The Florida governor’s race may end up as the last major race called on the East Coast tonight. With roughly 28 percent of the vote in, Democratic Challenger Charlie Crist currently leads Republican incumbent Rick Scott by one percentage point. Florida is a big state with a history of complicated elections, so it could be several hours before there is a clear winner.
This election is also very important as Florida is the only one of the country’s four largest states that is still genuinely competitive between the two major parties. It will be difficult for any candidate from either party to win the White House in 2016 without carrying Florida. Bill Clinton in 1992 was the only candidate since 1960 to become President without winning the Sunshine State.
Florida will take a central role in 2016 long before November as there are two Republicans from that state, Senator Marco Rubio and former Governor Jeb Bush who are possible candidates for their party’s nomination for President. Assuming only one of them runs, a strong ally in the governor’s mansion could be very helpful.
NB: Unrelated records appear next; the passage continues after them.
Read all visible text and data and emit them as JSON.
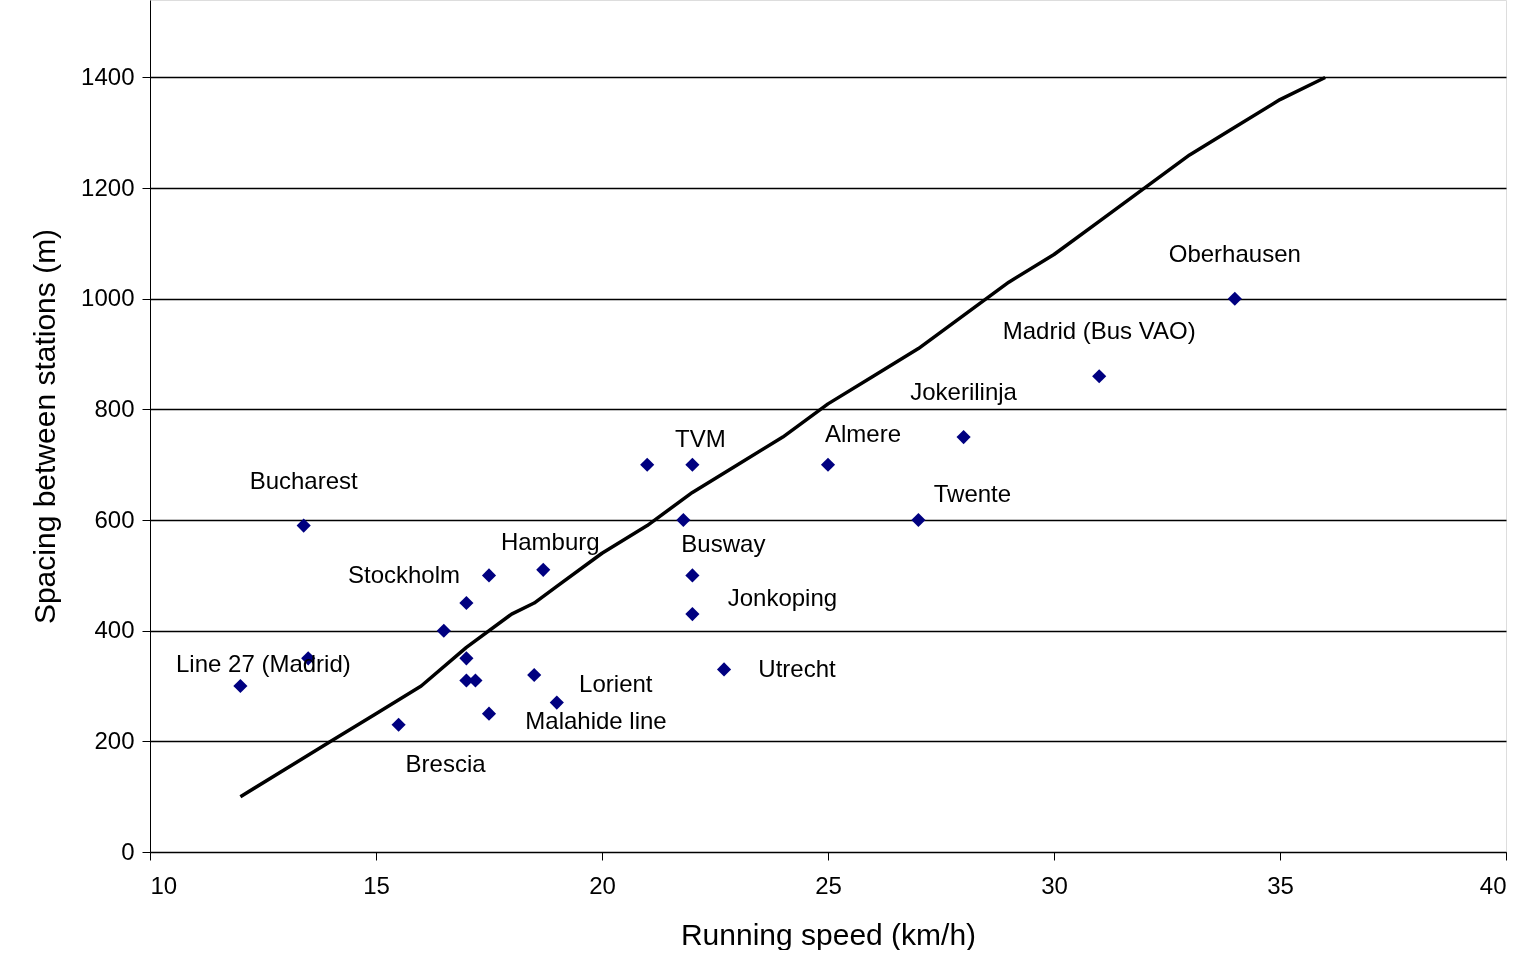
{
  "chart_data": {
    "type": "scatter",
    "xlabel": "Running speed (km/h)",
    "ylabel": "Spacing between stations (m)",
    "xlim": [
      10,
      40
    ],
    "xticks": [
      10,
      15,
      20,
      25,
      30,
      35,
      40
    ],
    "ylim": [
      0,
      1540
    ],
    "yticks": [
      0,
      200,
      400,
      600,
      800,
      1000,
      1200,
      1400
    ],
    "grid": "y",
    "marker": "diamond",
    "series": [
      {
        "color": "#000080",
        "x": [
          13.4,
          12.0,
          13.5,
          17.5,
          18.7,
          17.0,
          16.5,
          17.0,
          17.0,
          17.2,
          18.5,
          19.0,
          17.5,
          15.5,
          21.0,
          22.0,
          21.8,
          22.0,
          22.0,
          22.7,
          25.0,
          27.0,
          28.0,
          31.0,
          34.0
        ],
        "values": [
          590,
          300,
          350,
          500,
          510,
          450,
          400,
          350,
          310,
          310,
          320,
          270,
          250,
          230,
          700,
          700,
          600,
          500,
          430,
          330,
          700,
          600,
          750,
          860,
          1000
        ]
      },
      {
        "type": "line",
        "color": "#000000",
        "marker": "none",
        "line_style": "solid",
        "x": [
          12,
          13,
          14,
          15,
          16,
          17,
          18,
          18.5,
          19,
          20,
          21,
          22,
          23,
          24,
          25,
          26,
          27,
          28,
          29,
          30,
          31,
          32,
          33,
          34,
          35,
          36
        ],
        "values": [
          100,
          150,
          200,
          250,
          300,
          370,
          430,
          450,
          480,
          540,
          590,
          650,
          700,
          750,
          810,
          860,
          910,
          970,
          1030,
          1080,
          1140,
          1200,
          1260,
          1310,
          1360,
          1400
        ]
      }
    ],
    "annotations": [
      {
        "text": "Oberhausen",
        "x": 34.0,
        "y": 1000
      },
      {
        "text": "Madrid (Bus VAO)",
        "x": 31.0,
        "y": 860
      },
      {
        "text": "Jokerilinja",
        "x": 28.0,
        "y": 750
      },
      {
        "text": "Almere",
        "x": 25.0,
        "y": 700
      },
      {
        "text": "Twente",
        "x": 27.0,
        "y": 600
      },
      {
        "text": "TVM",
        "x": 22.0,
        "y": 700
      },
      {
        "text": "Busway",
        "x": 21.8,
        "y": 600
      },
      {
        "text": "Jonkoping",
        "x": 22.0,
        "y": 430
      },
      {
        "text": "Utrecht",
        "x": 22.7,
        "y": 330
      },
      {
        "text": "Lorient",
        "x": 19.0,
        "y": 270
      },
      {
        "text": "Malahide line",
        "x": 17.5,
        "y": 250
      },
      {
        "text": "Brescia",
        "x": 15.5,
        "y": 230
      },
      {
        "text": "Line 27 (Madrid)",
        "x": 12.0,
        "y": 300
      },
      {
        "text": "Stockholm",
        "x": 17.5,
        "y": 500
      },
      {
        "text": "Hamburg",
        "x": 18.7,
        "y": 510
      },
      {
        "text": "Bucharest",
        "x": 13.4,
        "y": 590
      }
    ]
  }
}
If, however, Charlie Crist wins, he could prove to be an asset to Democrats.
This is a race that will also provide valuable fodder for post election analysis that can be useful nationally for 2016. Questions such as whether or not Mr. Crist was able to mobilize a substantial African American vote, whether Mr. Scott could move significant numbers of Jewish voters into his column and how Florida’s increasingly diverse Latino population voted will be very important.